4. What aspects of social, economic and environmental responsibilities can be included in the corporate governance report to show how the entities have responded on these essential aspects? Economic:
Financial performance is fundamental to understanding an organization and its own sustainability. However, this information is normally already reported in financial accounts. What is often reported less, and is frequently desired by users of sustainability reports, is the organizations contribution to the sustainability of a larger economic system.

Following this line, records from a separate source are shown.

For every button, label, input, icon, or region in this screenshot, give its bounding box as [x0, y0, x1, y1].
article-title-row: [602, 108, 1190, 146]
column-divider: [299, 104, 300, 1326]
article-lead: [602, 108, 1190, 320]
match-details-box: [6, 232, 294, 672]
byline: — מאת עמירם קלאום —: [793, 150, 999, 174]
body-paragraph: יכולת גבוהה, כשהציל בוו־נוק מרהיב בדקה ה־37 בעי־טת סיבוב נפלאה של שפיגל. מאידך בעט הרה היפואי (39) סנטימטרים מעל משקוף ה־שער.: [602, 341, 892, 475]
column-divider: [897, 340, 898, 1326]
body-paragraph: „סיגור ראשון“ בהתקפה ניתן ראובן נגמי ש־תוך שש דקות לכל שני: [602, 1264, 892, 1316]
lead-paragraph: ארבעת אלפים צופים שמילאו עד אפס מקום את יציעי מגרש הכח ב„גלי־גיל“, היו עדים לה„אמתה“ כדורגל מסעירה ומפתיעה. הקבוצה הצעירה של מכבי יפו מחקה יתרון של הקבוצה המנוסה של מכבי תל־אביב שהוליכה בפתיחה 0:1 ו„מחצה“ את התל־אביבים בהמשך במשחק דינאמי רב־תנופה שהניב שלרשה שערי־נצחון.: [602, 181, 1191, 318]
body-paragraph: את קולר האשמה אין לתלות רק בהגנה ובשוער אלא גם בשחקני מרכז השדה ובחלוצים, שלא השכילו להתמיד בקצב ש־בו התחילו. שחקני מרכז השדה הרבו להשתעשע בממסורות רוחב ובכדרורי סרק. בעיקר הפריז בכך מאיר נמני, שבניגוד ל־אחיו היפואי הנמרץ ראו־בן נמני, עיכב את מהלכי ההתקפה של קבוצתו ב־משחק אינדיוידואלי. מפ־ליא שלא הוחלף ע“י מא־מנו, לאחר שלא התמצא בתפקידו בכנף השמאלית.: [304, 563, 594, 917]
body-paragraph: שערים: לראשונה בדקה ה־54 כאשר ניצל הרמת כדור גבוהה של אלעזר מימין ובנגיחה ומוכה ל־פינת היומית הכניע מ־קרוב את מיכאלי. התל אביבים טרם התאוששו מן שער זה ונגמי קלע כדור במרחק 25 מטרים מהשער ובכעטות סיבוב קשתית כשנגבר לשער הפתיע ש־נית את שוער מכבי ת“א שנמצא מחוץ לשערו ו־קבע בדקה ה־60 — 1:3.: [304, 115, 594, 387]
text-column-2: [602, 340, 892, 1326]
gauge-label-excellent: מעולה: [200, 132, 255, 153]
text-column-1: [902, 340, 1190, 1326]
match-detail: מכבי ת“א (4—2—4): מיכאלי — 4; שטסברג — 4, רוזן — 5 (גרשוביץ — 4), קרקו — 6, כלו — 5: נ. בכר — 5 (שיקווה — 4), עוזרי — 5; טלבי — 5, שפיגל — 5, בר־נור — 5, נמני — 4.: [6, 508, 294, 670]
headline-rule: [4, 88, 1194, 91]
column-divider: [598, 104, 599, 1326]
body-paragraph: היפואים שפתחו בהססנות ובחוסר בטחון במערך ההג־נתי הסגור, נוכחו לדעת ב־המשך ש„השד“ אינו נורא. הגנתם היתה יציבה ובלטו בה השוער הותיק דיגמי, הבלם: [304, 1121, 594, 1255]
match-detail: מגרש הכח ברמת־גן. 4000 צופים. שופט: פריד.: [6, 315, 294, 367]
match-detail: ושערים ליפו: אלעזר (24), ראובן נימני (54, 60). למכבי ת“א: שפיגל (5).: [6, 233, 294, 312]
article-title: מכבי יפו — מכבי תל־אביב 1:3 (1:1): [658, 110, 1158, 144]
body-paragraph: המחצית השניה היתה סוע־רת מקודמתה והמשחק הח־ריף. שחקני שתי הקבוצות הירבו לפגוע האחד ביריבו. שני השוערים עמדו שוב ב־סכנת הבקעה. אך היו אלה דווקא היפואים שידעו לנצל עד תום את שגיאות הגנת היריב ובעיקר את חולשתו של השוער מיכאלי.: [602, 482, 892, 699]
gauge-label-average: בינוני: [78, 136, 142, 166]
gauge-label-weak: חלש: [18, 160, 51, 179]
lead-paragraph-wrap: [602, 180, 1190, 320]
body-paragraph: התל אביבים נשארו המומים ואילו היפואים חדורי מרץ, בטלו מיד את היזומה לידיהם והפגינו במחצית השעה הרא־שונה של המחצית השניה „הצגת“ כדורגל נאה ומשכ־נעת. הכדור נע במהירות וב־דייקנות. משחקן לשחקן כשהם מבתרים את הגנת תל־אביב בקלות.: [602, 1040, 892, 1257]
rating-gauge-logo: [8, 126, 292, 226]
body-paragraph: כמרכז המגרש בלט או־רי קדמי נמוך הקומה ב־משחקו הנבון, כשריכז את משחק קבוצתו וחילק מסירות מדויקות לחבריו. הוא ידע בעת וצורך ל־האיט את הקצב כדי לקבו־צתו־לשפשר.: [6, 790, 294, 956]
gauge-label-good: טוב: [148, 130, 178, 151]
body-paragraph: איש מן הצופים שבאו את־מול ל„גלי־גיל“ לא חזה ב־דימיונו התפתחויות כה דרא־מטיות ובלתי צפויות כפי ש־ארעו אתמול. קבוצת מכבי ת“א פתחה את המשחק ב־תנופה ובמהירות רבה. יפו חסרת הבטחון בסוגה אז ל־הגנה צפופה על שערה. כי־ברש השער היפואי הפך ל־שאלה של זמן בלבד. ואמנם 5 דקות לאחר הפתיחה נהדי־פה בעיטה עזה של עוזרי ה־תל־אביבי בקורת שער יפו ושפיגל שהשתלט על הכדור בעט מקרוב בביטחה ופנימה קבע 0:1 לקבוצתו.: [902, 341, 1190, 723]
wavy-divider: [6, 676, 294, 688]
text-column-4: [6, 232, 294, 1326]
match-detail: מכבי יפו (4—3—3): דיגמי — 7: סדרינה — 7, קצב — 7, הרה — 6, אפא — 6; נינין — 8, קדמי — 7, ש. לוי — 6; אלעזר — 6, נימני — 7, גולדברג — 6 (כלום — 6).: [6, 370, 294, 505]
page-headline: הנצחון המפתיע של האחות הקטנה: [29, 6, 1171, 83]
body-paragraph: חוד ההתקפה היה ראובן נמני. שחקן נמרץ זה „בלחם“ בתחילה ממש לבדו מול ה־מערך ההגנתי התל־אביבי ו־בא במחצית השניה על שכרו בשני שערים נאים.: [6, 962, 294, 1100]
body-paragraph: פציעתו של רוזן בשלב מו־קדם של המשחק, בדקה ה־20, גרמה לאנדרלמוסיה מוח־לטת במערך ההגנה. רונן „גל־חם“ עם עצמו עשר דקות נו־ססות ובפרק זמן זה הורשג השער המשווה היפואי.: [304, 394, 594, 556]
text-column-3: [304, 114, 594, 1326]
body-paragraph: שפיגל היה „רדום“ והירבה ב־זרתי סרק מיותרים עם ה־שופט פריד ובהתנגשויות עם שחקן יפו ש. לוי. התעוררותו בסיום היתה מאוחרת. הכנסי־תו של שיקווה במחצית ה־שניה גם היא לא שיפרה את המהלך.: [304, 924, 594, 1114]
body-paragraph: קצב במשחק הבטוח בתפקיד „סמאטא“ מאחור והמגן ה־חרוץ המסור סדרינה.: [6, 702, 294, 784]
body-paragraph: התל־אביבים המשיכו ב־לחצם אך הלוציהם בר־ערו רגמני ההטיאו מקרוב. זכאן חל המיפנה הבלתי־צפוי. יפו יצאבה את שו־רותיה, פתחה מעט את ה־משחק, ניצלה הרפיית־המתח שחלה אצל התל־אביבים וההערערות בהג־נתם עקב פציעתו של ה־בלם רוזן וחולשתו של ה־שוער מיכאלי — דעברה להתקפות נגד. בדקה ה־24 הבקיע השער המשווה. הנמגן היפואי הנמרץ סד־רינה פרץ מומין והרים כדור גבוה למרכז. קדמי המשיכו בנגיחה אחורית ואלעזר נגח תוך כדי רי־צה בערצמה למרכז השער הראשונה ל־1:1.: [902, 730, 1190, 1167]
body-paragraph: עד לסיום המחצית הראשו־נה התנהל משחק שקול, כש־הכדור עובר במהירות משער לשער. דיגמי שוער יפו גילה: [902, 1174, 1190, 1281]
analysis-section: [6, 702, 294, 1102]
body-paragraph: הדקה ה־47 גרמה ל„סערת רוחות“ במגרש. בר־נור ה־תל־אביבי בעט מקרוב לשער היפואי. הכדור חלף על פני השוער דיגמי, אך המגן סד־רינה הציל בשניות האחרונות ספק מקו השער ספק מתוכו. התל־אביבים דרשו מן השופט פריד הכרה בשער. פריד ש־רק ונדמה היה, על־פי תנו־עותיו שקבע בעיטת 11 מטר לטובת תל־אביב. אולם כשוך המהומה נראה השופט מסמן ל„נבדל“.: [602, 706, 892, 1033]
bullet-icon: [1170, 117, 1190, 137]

The economic dimension of sustainability concerns the organizations impacts on the economic conditions of its stakeholders and on economic systems at local, national, and global levels. The Economic Indicators illustrate: Flow of capital among different stakeholders; and Main economic impacts of the organization throughout society.

Environmental
Covers performance related to biodiversity, environmental compliance, and other relevant information such as environmental expenditure and the impacts of products and services. The environmental dimension of sustainability concerns an organizations impacts on living and non-living natural systems, including ecosystems, land, air, and water. Environmental Indicators cover performance related to inputs (e.g., material, energy, water) and outputs (e.g., emissions, effluents, waste). In addition, they provide a concise disclosure on the Management Approach items outlined below with reference to the following Environmental Aspects: Materials; Energy; Water; Biodiversity; Emissions, Effluents, and Waste; Products and Services; Compliance; Transport; and Overall.

Social Performance Indicators:


The social dimension of sustainability concerns the impacts an organization has on the social systems within which it operates. Society Performance Indicators focus attention on the impacts organizations have on the local communities in which they operate, and disclosing how the risks that may arise from interactions with other social institutions are managed and mediated. The GRI Social Performance Indicators identify key Performance Aspects surrounding labor practices, human rights, society, and product responsibility. In particular, information is sought on the risks associated with bribery and corruption, undue influence in public policy-making, and monopoly practices. Community members have individual rights based on:

Universal Declaration of Human Rights; International Covenant on Civil and Political Rights; International Covenant on Economic, Social and Cultural Rights; and Declaration on the Right to Development.